Śmierć Adama Turały w Księżym Lesie w grudniu 1944 roku

Adam Turała, urodzony w Choczni 12 grudnia 1912 roku, był synem Jana Turały i jego żony Marii również pochodzącej z rodu Turałów.
W czasie okupacji niemieckiej brał udział w konspiracyjnej działalności jako żołnierz Armii Krajowej.
21 grudnia 1944 roku został aresztowany przez Niemców w Jaroszowicach i odtąd słuch o nim zaginął.
Gdy nieco ponad miesiąc później Niemcy opuścili Chocznię, rodzina Adama wszczęła jego poszukiwania. Ponieważ znanym w okolicy miejscem kaźni schwytanych Polaków był Księży Las w Choczni, nazywany też Księżą Barcią lub Sosiną, to powstało podejrzenie, że wśród znajdujących się tam bezimiennych grobów może znajdować się i miejsce pochówku Adama.
Mieszkający w pobliżu Księżego Lasu często wieczorami słyszeli dobiegające z lasu wystrzały, które łączyli z jednej strony z prowadzeniem do lasu więźniów, eskortowanych przez uzbrojonych Niemców, a z drugiej ze znajdowanymi na następny dzień świeżo usypanymi kopczykami z ziemi, które oznaczali prowizorycznymi krzyżykami.
Według wspomnień Jana Kapały, przytoczonych w „Kronice wsi Chocznia” Jana Turały, przed Świętami Bożego Narodzenia  1944 roku widział w rejonie parku w Wadowicach niemieckie auto zmierzające w kierunku Księżego Lasu, przewożące 4 Niemców oraz być może Adama Turałę, po czym słyszał później dobiegające z okolic Księżego Lasu wystrzały.
Natomiast cytowany w tej samej „Kronice wsi Chocznia” stolarz Władysław Świętek, mieszkający przy Góralskiej Drodze, przed Świętami w 1944 roku znalazł w Księżym Lesie kawałek szmaty, służący jako onuca i powiesił go na gałęzi obok świeżej mogiły.
Te informacje dotarły do Ludwika Turały, wuja Adama, który po ustąpieniu ostrej i śnieżnej zimy 20 marca 1945 roku przystąpił wraz z ze szwagrem Józefem Malatą i Franciszkiem Dąbrowskim do poszukiwań w Księżym Lesie.
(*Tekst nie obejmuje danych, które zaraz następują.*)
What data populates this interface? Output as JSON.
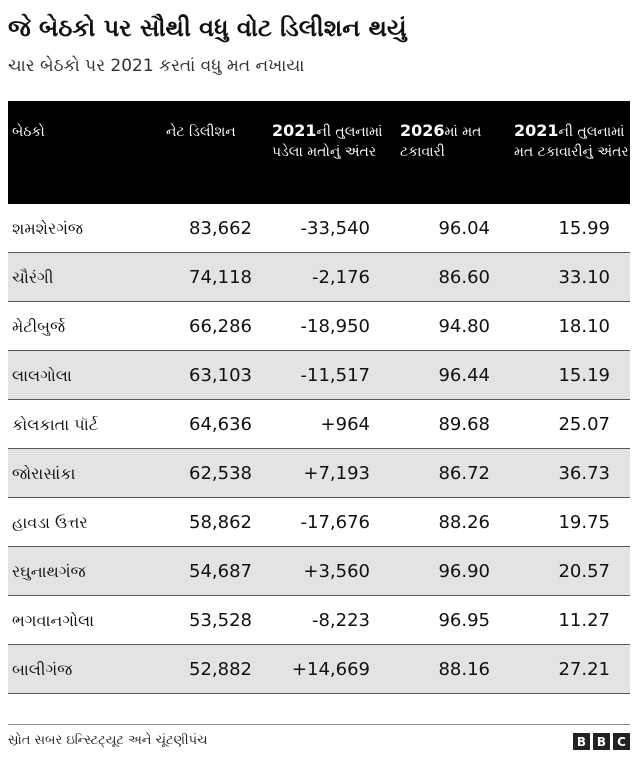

Jeszcze tego samego dnia natrafili na onucę zawieszoną na gałęzi w pobliżu jednego z grobów, którą Ludwik Turała skojarzył ze szmatami używanymi przez Adama Turałę, noszącego zbyt duże sportowe buty.
21 marca trójka poszukiwaczy powróciła do lasu z łopatami i rozpoczęła rozkopywanie grobu w pobliżu znalezionej onucy. Po odrzuceniu wierzchniej warstwy gleby w powstałym zagłębieniu zaczęła gromadzić się woda z roztopów i kopanie przerwano. Do sondowania grobu użyto zaostrzonego kija, który zagłębiany w ziemi szybko natrafił na opór. Ludwik Turała zanurzył rękę w błocie i natrafił na jakiś materiał, który wydobyto przy użyciu kopaczki. Jak się okazało, była to marynarka identyczna z tą, którą przed zatrzymaniem nosił Adam Turała. Ostrożne wydobycie kolejnych warstw ziemi pozwoliło na odsłonięcie zamarzniętych zwłok, które po wyciągnięciu, obmyciu i ułożeniu na przyniesionej z pobliskiego domu desce jednoznacznie zidentyfikowano jako doczesne szczątki Adama Turały. Wieść o znalezisku szybko rozniosła się po wsi i do Księżego Lasu zaczęły docierać  grupy ludzi komentujących całą sytuację, ale i odmawiających modlitwy za zmarłych.
Około południa Franciszek Romańczyk przywiózł z Wadowic komisję, która przesłuchała poszukiwaczy, a wchodzący w jej skład lekarz zbadał zwłoki, stwierdzając na plecach nieboszczyka siedem ran wlotowych po kulach, z który wypływała krew. Zwłoki zachowały się w dobrym stanie z powodu mroźnej zimy, a twarz Adama Turały nie wykazywała widocznych zmian. Zwłoki były bose, nie znaleziono swetra i kurtki, które Turała miał na sobie w chwili aresztowania.
Wobec zezwolenia komisji na pochówek zwłoki Adama Turały złożono do trumny przygotowanej szybko przez stolarza Leona Bąka. Trumnę zaś załadowano na wóz konny i w asyście licznych chocznian powieziono w kierunku kościoła parafialnego w Choczni. 
W pobliżu cmentarza oczekujący na ten kondukt ksiądz proboszcz Dyba pokropił trumnę wodą święconą i odmówił stosowne modlitwy, po czym trumnę przewieziono do kościoła i pozostawiono do następnego dnia na katafalku.
Pogrzeb zaplanowano na 7.30 dnia następnego. Po odprawieniu modłów w kościele trumnę ze zwłokami Adama Turały złożono w grobie rodzinnym obok jego zmarłej szesnaście lat wcześniej matki Marii i siostrzyczki Kazimiery.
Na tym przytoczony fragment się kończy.